Cecilia and I began this week back in London. I did several more satellite BBC interviews, and found some time for record shopping and pints in pubs. My guide on Monday and Tuesday was the super-friendly music savant Jon “Mojo” Mills, editor of Shindig!
, which has almost instantly become my favorite music magazine in the world. John kindly squired fellow author John Blaney and I to and fro in our interviewing process.
John Blaney, taking a week off his day job at the Royal Electrical and Mechanical Engineers Museum of Technology
, came down both Monday and Tuesday for interviews and lager. A prolific writer of Beatles books
, a font of rock knowledge, a fellow vegetarian, and an all-around ace guy, he struck me immediately as a kindred spirit.
Aside from the joys of the ale shandy
, Sister Ray Records
, and the restaurants of Notting Hill, our week was marked by nearly witnessing a murder on Oxford Street. John and I were headed to the Oxford Circus tube station when we noticed a huge commotion and police cordoning off the area. We just turned around and walked toward Tottenham Court Road station instead, only finding out the next day what had transpired.
Wednesday and Thursday, John, Cecilia, and I traveled to Bristol and Gloucester for interviews with Beeb affiliates in those locales as well as for BBC South West.

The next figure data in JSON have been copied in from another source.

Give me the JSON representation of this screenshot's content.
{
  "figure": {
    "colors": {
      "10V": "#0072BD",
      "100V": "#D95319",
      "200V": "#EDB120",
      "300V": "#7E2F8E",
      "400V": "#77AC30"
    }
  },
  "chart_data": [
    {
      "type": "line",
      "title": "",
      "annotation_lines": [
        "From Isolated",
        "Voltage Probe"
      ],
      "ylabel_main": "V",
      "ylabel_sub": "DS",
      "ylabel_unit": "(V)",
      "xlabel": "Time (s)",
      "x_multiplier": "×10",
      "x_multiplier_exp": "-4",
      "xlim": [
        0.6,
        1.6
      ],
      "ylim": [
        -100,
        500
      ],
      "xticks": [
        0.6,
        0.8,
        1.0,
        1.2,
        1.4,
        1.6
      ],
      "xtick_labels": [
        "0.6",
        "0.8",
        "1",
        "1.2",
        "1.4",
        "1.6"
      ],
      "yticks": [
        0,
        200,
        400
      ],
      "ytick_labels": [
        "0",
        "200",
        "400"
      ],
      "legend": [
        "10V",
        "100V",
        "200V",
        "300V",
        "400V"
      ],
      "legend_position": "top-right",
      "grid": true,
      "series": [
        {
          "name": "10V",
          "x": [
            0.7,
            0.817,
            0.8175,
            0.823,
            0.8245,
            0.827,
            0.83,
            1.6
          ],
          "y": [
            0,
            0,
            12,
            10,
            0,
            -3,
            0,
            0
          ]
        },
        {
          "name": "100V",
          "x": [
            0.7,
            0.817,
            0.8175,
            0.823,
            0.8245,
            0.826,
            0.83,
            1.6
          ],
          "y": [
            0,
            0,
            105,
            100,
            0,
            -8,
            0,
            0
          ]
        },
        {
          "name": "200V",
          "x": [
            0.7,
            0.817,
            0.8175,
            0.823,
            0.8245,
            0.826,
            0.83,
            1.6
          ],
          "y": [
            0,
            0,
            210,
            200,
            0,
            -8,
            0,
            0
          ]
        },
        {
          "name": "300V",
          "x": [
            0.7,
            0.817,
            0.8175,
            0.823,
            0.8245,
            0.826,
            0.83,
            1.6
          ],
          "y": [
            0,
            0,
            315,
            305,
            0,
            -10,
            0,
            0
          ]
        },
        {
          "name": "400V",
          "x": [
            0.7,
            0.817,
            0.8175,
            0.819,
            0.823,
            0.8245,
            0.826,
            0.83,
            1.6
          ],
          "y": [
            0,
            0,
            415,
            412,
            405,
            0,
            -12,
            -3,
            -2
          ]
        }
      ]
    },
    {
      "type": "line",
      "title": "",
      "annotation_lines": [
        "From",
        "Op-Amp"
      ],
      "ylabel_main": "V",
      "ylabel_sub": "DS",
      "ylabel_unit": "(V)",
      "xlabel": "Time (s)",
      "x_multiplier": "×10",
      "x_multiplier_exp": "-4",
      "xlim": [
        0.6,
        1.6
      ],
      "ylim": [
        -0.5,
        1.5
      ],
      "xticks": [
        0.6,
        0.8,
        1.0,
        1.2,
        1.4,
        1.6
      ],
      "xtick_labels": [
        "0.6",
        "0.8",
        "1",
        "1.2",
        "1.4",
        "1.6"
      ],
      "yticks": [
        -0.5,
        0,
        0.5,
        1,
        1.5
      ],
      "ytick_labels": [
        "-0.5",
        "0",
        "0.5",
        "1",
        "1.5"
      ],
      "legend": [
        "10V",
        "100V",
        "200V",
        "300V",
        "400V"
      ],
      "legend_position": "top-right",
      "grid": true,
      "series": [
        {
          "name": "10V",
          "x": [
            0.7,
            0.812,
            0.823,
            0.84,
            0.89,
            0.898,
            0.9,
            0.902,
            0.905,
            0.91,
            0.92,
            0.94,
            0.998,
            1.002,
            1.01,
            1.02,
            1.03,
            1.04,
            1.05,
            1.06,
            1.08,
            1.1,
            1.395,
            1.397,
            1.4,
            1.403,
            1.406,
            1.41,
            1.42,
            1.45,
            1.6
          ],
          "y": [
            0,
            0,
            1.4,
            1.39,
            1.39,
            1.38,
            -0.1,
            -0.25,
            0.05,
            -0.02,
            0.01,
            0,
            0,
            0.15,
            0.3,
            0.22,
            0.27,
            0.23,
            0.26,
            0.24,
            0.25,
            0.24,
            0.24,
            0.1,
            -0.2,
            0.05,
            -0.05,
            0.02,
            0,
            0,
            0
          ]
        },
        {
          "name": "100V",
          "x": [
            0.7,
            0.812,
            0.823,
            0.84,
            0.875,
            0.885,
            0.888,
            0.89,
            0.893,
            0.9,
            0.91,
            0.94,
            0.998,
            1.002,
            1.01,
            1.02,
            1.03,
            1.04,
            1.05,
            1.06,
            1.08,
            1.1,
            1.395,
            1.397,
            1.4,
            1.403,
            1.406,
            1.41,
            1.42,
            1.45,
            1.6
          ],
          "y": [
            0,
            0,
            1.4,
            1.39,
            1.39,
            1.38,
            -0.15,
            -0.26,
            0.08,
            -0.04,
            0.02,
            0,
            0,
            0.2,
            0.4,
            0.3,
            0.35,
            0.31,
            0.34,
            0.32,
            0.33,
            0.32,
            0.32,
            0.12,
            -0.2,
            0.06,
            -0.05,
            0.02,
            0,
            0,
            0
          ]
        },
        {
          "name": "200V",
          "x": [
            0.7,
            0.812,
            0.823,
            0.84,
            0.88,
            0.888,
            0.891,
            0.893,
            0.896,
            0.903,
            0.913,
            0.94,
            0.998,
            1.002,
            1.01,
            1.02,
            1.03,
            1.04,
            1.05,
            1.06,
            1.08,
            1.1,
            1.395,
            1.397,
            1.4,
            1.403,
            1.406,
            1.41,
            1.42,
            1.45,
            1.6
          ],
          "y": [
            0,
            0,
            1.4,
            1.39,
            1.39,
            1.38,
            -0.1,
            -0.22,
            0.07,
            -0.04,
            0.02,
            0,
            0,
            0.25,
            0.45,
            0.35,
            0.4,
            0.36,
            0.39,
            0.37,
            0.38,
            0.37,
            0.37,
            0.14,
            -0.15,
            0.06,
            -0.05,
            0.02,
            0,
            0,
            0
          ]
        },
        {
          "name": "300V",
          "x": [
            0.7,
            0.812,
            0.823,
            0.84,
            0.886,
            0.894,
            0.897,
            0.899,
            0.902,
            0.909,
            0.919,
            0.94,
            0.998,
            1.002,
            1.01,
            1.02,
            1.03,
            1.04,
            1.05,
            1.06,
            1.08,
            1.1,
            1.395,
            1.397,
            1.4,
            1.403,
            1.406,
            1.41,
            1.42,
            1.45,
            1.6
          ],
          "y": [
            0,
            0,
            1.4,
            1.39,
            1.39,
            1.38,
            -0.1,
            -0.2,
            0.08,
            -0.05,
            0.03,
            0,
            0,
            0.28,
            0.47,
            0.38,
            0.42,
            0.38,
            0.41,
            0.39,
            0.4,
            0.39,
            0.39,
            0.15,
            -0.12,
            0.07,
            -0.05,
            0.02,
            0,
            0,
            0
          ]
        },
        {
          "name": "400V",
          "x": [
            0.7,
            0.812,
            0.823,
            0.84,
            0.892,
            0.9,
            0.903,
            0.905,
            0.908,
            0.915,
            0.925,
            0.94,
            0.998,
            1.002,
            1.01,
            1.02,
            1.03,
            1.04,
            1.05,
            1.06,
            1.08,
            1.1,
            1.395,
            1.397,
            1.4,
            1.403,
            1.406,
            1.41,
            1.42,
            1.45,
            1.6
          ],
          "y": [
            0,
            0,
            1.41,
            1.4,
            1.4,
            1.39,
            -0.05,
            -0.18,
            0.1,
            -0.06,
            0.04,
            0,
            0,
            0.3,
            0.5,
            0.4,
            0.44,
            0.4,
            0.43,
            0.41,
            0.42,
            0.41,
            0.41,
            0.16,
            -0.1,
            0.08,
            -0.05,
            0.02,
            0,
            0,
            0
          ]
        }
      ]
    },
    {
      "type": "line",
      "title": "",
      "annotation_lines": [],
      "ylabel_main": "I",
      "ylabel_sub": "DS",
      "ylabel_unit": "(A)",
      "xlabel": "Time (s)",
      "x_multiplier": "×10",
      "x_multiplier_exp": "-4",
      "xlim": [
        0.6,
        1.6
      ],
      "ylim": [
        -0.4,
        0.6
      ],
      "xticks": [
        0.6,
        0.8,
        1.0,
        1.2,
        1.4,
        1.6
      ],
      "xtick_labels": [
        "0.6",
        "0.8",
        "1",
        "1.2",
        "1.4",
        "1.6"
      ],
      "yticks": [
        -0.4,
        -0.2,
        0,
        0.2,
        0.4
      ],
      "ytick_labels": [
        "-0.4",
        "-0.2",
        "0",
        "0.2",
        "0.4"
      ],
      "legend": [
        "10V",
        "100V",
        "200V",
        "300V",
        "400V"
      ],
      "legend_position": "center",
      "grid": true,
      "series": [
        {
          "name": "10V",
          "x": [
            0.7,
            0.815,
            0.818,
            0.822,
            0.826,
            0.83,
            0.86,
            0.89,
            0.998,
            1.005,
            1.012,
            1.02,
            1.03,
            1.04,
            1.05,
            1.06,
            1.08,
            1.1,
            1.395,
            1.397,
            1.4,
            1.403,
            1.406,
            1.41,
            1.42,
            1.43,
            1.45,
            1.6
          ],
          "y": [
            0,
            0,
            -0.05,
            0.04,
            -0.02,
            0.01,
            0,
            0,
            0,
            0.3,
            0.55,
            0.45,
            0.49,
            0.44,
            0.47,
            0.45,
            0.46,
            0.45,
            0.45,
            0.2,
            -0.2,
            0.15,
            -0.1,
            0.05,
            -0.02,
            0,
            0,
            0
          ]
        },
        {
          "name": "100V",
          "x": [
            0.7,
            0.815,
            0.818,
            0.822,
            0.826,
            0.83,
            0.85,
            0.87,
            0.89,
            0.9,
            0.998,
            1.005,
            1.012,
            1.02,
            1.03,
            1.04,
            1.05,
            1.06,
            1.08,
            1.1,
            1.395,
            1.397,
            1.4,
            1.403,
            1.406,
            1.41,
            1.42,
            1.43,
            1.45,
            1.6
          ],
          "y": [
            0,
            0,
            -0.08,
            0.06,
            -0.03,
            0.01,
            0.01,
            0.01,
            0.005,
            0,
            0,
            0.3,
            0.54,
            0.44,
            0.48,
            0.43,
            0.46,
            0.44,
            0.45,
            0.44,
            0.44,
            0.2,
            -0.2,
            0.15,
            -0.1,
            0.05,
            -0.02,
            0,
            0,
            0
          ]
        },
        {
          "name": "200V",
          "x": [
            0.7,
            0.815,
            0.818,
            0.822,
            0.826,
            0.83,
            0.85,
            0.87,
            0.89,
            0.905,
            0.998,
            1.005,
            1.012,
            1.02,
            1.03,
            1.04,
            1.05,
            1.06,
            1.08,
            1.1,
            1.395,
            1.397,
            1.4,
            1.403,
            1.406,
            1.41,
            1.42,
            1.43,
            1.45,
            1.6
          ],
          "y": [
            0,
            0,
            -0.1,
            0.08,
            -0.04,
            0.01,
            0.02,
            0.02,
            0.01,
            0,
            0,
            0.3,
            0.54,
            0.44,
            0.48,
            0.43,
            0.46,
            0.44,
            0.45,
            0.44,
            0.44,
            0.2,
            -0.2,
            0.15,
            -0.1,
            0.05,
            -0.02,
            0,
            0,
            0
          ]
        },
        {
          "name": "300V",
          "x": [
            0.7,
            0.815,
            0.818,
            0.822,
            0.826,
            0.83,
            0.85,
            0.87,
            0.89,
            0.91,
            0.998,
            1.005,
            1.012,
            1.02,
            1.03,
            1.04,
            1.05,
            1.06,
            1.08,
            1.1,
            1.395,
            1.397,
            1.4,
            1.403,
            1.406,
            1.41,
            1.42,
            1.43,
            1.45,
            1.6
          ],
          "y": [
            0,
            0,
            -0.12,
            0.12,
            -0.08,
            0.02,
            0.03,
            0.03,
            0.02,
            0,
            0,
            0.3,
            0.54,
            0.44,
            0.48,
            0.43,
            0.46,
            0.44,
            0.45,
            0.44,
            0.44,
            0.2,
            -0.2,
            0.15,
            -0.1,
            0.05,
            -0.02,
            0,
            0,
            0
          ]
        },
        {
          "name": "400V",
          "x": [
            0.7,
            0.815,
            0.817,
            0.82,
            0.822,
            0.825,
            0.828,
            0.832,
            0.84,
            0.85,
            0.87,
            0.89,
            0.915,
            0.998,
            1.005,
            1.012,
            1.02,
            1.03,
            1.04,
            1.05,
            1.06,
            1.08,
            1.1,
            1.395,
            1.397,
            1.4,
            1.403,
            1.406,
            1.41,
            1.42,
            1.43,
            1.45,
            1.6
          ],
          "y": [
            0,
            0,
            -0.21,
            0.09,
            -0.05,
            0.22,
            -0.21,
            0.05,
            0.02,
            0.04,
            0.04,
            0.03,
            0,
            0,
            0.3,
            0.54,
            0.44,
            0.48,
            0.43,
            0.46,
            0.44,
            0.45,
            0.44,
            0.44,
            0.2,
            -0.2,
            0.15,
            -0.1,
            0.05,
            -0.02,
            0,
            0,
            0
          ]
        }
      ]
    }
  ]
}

John met us in Reading (about 30 minutes from London by train) and drove us out to Bristol. He’s got a terrific little car—a Nissan Figaro, from 1992—of which just 25,000 were made. They’ve become big collector’s items, particularly in Britain.
Bristol is an interesting town, one of Britain’s largest with a population of around 410,000. Only in the last decade has it begun to attract folks from London, two hours away, to its hilly streets and lush surroundings. The amazing Clifton Suspension Bridge is here, along with several museums and some fine shops, and we really enjoyed kicking around the town’s high street on a surprisingly warm spring day.
Our interview with Keith Warmington (late night BBC Bristol DJ) was extremely pleasant—John and I found we do well when interviewed as a team, even though we’re promoting different books. We can bounce ideas off each other and crack jokes. When the interviewer is as enthusiastic and as well prepared as Keith, it’s a bonus.
Following another good interview with BBC South West (by ISDN line), we headed off to see the city. Dinner by the docks was followed by a bed-down at a fine (vegetarian) B&B at which, the next morning, we had pakoras for breakfast—a first for us.
Thursday morning we drove in the rain to Gloucester, a city of around 123,000 in the southwest of England, but east of Bristol. After a decent enough interview, John and I picked up Cecilia at the local library and found a restaurant (The New Inn) that had been standing since the early 15th century. Some locals believe that Lady Jane Grey was crowned there in 1553 for her reluctantly-accepted nine days’ reign.
On the way back to Reading, we chose to stop at Avebury to see the standing stones, a series of stone circles from some 2,000 years ago. Walking in this ancient place felt pretty fantastic—there was a certain energy going on there for sure, although I didn’t run up and touch the stones like a few folks did. I just walked through the stone circles and amused myself trying to avoid the piles of dolma-like sheep shit.
This thousand-year-old, gothic, much-decorated Catholic Church just down the way from the standing stones was also beautiful, and provided much evidence that even the most organized religions felt pretty damn pagan a long time ago.
Rooks, magpies, blackbirds, sparrows, and the inevitable pigeons dotted the landscape and filled the cool, grey air with their cries. It was the kind of cloudy British day that must have contributed to the melancholy of Joyce, Donne, Sandy Denny, and Nick Drake. Being a Yank, I just thought it was cool.
We then traversed to Silbury Hill, a man-made hill near Avebury that was constructed some 4,400 years ago. That's right, sports fans. 4,400. It's currently being strengthened, which means we couldn't access it. No matter--the thing was still amazing even from behind a wire fence.
John drove us to Reading (his home town) and let us off at the station, where we took a train back to London and collapsed at our new hotel in Hoxton (our fifth accommodation so far during this trip). With a Friday reading scheduled for Waterstone’s, there was no rest for this wicked rocker.